Implications and Applications
The implications of these findings are profound, paving the way for LLMs to function as intelligent agents in real-world scenarios:
- Decision-Making: LLMs can now perceive and process structured environmental data, making informed decisions and planning complex tasks with precision.
- Execution and Action Grounding: By generating formalized function calls, LLMs can execute actions in dynamic environments, such as robotics and autonomous systems, without additional grounding modules.
- Self-Improvement through Feedback: Embedded in a code execution environment, LLMs receive automated feedback, enabling them to self-correct and enhance their performance over time.
Conclusion
The integration of code into LLM training is not just a technical enhancement; it's a paradigm shift in how these models interact with the world.

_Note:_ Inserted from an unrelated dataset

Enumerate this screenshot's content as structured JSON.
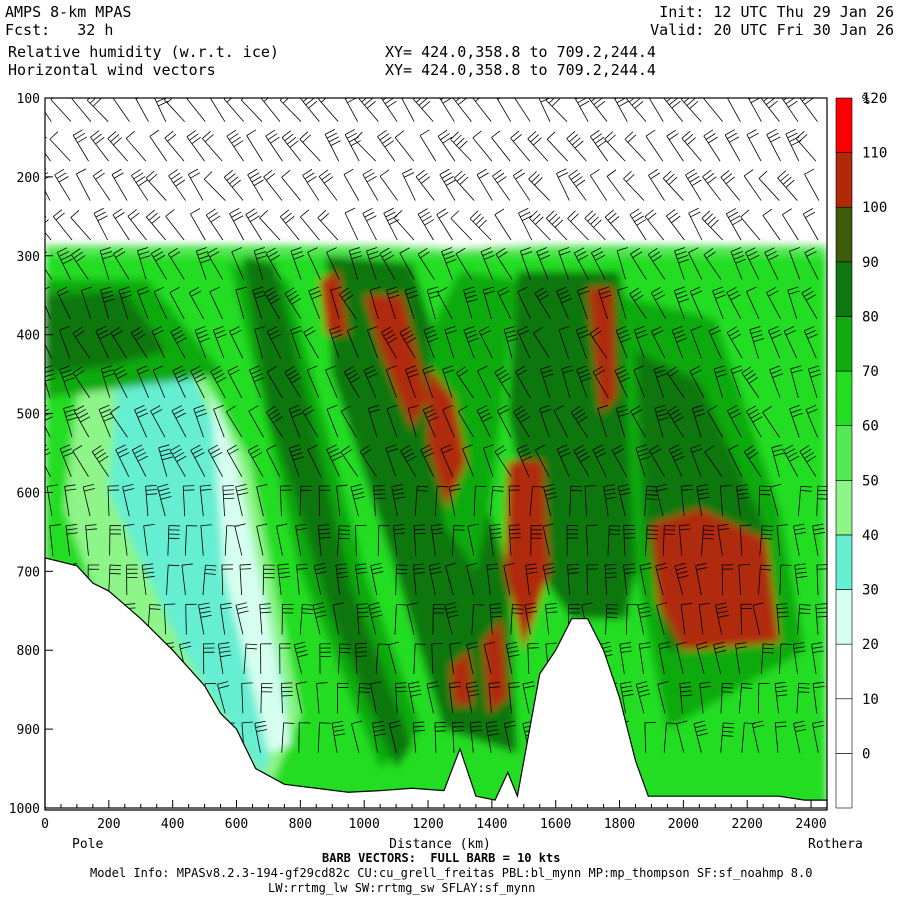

As LLMs continue to evolve into intelligent agents, their ability to reason, plan, and act autonomously will redefine the boundaries of artificial intelligence.
While challenges remain, particularly in seamlessly integrating LLMs with diverse tools and environments, the journey of LLMs empowered by code is just beginning.
As we look to the future, the potential applications of these intelligent agents in fields like autonomous driving, smart manufacturing, and scientific research are both exciting and limitless.